English choreographer Liam Scarlett trained at The Royal Ballet School and danced with The Royal Ballet, retiring as a dancer in 2012 to focus on his choreographic career. That year he was appointed The Royal Ballet’s first Artist in Residence. His works for The Royal Ballet include Despite and Vayamos al Diablo (2006), Consolations and Liebestraum (2009 – nominated for a Critics’ Circle Award), Asphodel Meadows (2010 – nominated for a South Bank Award and an Olivier Award, and winner of a Critics’ Circle Award), Sweet Violets, ‘Diana and Actaeon’ from Metamorphosis: Titian 2012 (2012), Hansel and Gretel (2013), the Jubilee pas de deux in celebration of HM The Queen's Diamond Jubilee, The Age of Anxiety and Summertime. In the 2015/16 Season he creates a full-length narrative ballet for the Company, Frankenstein.
Scarlett was born in Ipswich and trained at the Linda Shipton School of Dancing before joining The Royal Ballet School, White Lodge. While at the School he won both the Kenneth MacMillan and Ursula Moreton Choreographic Awards, and was the first recipient of the De Valois Trust Fund Choreographers’ Award. He graduated into The Royal Ballet in 2005, promoted to First Artist in 2008. His repertory as a dancer included Peter Rabbit (Tales of Beatrix Potter), Vicar/The March Hare (Alice's Adventures in Wonderland) and roles in Swan Lake, The Prince of the Pagodas, La Fille mal gardée.
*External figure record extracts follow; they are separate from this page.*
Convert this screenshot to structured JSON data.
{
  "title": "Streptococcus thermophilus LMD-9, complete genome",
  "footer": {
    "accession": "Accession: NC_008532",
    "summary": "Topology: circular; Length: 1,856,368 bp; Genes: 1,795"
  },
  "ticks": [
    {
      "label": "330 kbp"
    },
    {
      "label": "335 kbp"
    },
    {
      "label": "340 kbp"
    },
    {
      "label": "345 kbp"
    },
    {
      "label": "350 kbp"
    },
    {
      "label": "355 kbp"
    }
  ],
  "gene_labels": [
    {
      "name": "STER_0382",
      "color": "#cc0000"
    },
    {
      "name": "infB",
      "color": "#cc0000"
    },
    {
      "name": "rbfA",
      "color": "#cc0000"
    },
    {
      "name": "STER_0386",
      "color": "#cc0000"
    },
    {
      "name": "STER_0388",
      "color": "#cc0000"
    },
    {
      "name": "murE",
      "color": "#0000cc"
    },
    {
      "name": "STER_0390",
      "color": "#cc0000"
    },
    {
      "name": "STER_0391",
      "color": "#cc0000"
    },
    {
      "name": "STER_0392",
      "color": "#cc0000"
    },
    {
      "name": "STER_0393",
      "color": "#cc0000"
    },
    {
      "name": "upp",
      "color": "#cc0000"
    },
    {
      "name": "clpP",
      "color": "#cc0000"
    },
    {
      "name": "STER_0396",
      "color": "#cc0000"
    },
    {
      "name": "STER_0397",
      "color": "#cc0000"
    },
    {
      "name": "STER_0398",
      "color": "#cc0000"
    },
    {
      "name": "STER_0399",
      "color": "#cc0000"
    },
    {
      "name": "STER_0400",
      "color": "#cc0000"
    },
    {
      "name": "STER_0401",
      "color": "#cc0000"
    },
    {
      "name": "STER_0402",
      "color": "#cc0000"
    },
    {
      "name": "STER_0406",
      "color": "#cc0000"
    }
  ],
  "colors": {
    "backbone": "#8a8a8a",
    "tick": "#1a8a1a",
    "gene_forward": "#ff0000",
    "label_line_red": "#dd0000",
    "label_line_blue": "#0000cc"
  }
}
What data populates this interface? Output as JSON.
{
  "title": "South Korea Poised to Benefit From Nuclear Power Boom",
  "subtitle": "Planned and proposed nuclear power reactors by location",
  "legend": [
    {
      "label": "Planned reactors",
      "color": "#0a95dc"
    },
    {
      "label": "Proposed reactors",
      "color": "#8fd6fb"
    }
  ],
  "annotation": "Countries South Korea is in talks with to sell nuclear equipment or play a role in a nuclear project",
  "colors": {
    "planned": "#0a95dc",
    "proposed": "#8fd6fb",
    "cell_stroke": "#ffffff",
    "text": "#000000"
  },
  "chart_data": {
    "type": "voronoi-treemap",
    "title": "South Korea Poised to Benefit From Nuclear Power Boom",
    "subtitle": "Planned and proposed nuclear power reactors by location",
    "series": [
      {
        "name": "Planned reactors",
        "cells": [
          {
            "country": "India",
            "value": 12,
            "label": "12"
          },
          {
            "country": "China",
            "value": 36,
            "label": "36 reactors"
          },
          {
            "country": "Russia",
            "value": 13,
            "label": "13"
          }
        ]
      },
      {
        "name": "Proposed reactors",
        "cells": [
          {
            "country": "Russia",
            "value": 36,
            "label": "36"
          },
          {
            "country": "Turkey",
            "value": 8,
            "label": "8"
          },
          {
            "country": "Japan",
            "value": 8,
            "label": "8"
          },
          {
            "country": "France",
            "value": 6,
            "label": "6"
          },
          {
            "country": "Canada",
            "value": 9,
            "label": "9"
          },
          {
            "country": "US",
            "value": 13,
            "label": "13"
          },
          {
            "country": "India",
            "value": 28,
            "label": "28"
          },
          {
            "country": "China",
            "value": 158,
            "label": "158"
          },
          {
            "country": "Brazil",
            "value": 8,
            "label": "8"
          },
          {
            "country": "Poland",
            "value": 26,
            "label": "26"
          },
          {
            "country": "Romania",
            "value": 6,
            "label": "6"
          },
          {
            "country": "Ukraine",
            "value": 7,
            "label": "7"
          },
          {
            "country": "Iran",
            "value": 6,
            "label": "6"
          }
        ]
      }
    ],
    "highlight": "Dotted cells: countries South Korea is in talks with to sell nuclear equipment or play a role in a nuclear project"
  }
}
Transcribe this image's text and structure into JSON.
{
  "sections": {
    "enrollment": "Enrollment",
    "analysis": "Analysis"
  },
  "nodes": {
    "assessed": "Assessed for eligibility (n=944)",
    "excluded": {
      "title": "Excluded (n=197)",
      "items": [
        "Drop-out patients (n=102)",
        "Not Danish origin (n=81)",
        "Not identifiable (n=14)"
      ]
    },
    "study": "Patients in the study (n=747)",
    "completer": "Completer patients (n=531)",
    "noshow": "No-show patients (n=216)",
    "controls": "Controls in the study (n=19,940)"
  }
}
Scarlett's works for other companies include Hinterland (2007) and Indigo Children (2008) for Ballet Black, Gargoyles for New York City Ballet (2009), Viscera (2012) and Euphotic (2013) for Miami City Ballet (also designed by Scarlett), Promenade Sentimentale for K-Ballet (2013), Serpent for BalletBoyz: The Talent (2013) and No Man's Land for English National Ballet (2014).